PHYCS 3730/6720 Lab Exercise
Reading and references:
Answer file Mylab15.txt.
Exercise 1. Numpy Discrete Fourier Transforms
A pure cosine signal
f(t) = cos(w*t)
is sampled 128 times at the times t = j Dt for j =
0,1,...,127. The frequency is nu = 20/(128*Dt) =
0.15625/Dt. The angular frequency is w = 2 pi times
that. So the discrete signal is
fj = cos(40*Pi*j/N)
for N = 128. Compute its discrete Fourier transform and plot
the power spectrum. Note that the power spectrum looks continuous,
but that is only because pyplot connects the 128 plot points.
Copy your Python commands (your interactive session) to the answer
file. Then also put the answers to the questions below in your answer
- Without looking at the Fourier transform, determine
the frequency (not the angular frequency!) of the original
- Where are the peaks in the power spectrum P[m]? That is,
precisely at what values of m? You can check this by
printing selected components.
- Considering that the frequency values are
related to the discrete index m through v = m/(N Dt),
what is the frequency of the peak at the lower
index m? (It should agree with the frequency of the
signal in the vector you get with np.fft.fftfreq.)
- Why are there two peaks? See the discussion in the notes about
identities for Fourier transforms of real data.
Exercise 2. Damped oscillation
Use Python to construct the power spectrum for the signal f(t) =
exp(-0.2*t/Dt)*cos(0.8*t/Dt) using the same discretization as
above. That is, sample at t/Dt = j = 0,1,...,127. The line
shape you get in power vs frequency is called a Lorentzian.

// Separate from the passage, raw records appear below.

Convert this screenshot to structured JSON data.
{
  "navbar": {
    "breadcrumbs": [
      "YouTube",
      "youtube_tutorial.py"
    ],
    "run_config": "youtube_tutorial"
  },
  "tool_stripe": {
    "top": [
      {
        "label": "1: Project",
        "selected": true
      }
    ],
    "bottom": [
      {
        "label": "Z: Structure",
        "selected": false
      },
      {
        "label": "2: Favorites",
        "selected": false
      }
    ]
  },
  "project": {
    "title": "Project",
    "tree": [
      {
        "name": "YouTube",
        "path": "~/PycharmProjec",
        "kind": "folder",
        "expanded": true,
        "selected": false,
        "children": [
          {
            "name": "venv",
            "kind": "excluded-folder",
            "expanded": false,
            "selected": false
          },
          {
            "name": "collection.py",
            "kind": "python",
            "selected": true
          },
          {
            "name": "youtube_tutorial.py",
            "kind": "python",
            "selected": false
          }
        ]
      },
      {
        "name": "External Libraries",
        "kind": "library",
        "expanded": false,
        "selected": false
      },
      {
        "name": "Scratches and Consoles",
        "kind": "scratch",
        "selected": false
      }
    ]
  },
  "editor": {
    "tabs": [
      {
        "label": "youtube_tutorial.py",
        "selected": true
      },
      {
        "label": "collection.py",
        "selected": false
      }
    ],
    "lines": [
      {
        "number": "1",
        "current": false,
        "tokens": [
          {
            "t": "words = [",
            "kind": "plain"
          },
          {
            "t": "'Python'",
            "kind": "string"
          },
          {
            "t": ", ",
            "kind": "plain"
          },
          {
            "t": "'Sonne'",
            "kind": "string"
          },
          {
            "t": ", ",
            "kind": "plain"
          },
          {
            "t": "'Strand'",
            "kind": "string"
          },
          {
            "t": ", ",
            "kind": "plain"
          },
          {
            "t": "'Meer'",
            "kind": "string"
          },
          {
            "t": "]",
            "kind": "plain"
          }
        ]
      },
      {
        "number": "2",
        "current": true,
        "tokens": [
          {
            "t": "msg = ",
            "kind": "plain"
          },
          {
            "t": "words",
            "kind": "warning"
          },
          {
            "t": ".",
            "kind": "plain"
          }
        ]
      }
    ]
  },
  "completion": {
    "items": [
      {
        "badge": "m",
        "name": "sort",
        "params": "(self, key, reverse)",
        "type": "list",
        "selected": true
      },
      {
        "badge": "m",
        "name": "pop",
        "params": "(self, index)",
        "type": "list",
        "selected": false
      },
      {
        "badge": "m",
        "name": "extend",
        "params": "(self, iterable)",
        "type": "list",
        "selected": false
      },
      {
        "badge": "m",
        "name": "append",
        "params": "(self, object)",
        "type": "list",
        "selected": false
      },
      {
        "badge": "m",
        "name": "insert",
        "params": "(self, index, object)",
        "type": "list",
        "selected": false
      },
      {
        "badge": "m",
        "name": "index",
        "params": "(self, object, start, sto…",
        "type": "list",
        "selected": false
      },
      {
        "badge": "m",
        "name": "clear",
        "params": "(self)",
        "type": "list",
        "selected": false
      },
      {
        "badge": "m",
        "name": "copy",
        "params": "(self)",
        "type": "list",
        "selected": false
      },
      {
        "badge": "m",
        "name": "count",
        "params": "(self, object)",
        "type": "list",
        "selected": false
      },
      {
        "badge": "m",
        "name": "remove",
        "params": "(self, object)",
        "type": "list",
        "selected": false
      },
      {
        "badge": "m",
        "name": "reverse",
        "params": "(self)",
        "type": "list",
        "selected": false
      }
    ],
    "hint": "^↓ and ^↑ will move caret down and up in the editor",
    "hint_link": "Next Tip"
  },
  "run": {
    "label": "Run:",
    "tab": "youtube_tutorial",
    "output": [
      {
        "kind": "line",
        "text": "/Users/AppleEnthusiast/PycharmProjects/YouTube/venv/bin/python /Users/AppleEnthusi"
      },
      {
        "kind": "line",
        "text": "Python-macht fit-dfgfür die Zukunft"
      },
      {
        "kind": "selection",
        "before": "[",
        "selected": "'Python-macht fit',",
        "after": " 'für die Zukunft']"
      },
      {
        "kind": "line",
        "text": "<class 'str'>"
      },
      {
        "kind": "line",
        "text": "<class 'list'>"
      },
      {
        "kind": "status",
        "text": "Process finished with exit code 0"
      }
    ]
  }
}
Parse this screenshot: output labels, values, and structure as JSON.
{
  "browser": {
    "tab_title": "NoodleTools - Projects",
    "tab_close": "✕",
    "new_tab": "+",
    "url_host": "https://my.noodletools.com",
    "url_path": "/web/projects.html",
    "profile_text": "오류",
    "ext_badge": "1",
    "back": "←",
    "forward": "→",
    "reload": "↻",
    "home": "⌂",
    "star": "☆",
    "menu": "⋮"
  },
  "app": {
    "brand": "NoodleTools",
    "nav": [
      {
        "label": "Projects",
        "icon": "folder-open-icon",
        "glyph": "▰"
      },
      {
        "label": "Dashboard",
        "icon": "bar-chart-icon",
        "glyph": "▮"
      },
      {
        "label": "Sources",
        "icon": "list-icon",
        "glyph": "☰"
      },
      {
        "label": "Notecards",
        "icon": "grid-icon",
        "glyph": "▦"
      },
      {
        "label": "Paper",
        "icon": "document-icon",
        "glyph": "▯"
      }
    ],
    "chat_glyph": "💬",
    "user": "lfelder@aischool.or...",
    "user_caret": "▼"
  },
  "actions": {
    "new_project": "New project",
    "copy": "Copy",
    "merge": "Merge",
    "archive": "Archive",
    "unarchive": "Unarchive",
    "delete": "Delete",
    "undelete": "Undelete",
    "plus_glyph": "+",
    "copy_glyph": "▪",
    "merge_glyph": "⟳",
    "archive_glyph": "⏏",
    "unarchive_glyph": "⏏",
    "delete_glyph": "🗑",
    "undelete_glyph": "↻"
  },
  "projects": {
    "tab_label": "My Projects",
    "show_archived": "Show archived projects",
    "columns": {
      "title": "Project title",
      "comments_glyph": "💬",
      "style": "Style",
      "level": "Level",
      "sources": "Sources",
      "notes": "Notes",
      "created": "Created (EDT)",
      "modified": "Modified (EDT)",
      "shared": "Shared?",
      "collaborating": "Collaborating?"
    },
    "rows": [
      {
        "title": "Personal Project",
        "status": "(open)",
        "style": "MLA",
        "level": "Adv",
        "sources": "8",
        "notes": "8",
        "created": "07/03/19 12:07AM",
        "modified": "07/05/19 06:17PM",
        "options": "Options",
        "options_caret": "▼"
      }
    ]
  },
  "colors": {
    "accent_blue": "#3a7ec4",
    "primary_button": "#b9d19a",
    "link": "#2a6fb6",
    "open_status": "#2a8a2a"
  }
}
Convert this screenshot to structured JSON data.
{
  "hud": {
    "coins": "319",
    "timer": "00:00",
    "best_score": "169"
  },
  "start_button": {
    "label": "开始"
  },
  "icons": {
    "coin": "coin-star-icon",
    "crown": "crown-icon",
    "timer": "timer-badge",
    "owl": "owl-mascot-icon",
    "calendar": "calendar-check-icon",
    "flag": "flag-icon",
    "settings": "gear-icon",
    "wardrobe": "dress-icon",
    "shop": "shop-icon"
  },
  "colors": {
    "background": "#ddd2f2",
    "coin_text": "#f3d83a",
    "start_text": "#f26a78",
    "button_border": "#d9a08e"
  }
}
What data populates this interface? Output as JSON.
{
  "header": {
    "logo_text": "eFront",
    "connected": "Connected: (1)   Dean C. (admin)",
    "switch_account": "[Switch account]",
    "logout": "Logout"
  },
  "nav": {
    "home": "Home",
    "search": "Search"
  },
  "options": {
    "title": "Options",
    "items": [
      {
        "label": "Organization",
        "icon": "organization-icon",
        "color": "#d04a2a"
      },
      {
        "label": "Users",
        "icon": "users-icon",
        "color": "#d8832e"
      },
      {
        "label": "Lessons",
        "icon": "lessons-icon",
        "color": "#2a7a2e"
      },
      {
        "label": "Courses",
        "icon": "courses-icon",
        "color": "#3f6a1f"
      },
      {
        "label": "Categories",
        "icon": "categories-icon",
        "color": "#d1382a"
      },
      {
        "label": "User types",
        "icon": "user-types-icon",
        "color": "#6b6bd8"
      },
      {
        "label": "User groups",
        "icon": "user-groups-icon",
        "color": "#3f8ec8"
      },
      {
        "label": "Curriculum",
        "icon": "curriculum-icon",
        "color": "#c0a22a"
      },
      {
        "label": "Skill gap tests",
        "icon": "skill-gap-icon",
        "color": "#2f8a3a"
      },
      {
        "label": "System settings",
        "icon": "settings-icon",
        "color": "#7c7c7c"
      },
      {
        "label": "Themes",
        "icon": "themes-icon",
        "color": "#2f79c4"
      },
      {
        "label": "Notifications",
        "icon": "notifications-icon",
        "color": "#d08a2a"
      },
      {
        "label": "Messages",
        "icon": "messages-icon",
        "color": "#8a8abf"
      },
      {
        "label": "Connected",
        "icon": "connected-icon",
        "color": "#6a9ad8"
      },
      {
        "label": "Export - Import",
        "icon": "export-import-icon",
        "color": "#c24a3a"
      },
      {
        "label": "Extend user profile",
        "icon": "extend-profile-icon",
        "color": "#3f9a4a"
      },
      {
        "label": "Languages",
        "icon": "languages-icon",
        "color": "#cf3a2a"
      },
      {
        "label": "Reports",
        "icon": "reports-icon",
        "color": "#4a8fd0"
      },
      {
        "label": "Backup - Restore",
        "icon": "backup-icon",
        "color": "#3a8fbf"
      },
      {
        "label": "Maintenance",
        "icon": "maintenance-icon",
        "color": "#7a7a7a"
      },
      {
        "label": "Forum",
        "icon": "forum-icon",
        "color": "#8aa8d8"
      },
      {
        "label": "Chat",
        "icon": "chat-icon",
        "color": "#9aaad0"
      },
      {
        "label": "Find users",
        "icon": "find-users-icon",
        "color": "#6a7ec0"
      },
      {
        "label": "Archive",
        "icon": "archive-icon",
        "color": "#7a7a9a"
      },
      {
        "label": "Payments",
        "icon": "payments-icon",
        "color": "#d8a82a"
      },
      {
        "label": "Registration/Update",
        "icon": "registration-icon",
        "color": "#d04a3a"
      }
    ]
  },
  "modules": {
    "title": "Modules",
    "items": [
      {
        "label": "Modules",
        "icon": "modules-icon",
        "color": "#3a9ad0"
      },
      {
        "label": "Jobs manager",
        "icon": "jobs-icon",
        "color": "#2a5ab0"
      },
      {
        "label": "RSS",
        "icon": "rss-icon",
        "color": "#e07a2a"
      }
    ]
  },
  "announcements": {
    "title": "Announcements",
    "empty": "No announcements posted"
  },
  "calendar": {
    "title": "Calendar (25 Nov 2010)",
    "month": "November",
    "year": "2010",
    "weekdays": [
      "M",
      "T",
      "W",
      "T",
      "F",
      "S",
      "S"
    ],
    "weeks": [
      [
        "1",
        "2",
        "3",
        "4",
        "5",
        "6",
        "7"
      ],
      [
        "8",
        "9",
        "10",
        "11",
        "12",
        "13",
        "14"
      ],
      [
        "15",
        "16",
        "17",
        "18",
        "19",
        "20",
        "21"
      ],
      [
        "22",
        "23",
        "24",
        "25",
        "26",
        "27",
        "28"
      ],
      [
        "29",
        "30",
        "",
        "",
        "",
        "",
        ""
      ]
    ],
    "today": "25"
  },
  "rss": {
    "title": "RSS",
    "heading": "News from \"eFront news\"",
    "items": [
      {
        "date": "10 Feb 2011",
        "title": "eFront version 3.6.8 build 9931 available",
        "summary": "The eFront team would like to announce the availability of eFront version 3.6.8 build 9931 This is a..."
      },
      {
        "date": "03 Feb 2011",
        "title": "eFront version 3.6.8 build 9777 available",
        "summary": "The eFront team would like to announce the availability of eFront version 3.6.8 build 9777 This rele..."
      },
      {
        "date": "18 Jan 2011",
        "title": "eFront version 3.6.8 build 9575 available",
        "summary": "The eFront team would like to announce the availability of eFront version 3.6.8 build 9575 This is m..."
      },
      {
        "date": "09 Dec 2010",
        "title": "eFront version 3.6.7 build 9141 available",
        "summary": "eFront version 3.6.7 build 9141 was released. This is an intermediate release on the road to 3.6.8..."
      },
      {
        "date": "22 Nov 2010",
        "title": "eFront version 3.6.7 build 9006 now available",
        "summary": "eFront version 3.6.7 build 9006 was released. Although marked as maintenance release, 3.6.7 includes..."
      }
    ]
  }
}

In your answer file give the Python commands you used. Then answer
- At what value of m does the positive frequency peak in the
power spectrum occur? What is the frequency in units
of 1/Dt. Compare it with the frequency of the cosine in
the original signal.
- Estimate the width of the peak at half its height and give its
value in angular frequency (with the 2*Pi
included). That width is related to the decay rate of the
signal. The slower the decay, the narrower the width. If we
write the exponential decay factor as
exp(-Gamma/2*t). Your width should be equal
to Gamma, which, in this case is 0.4/Dt. Is it?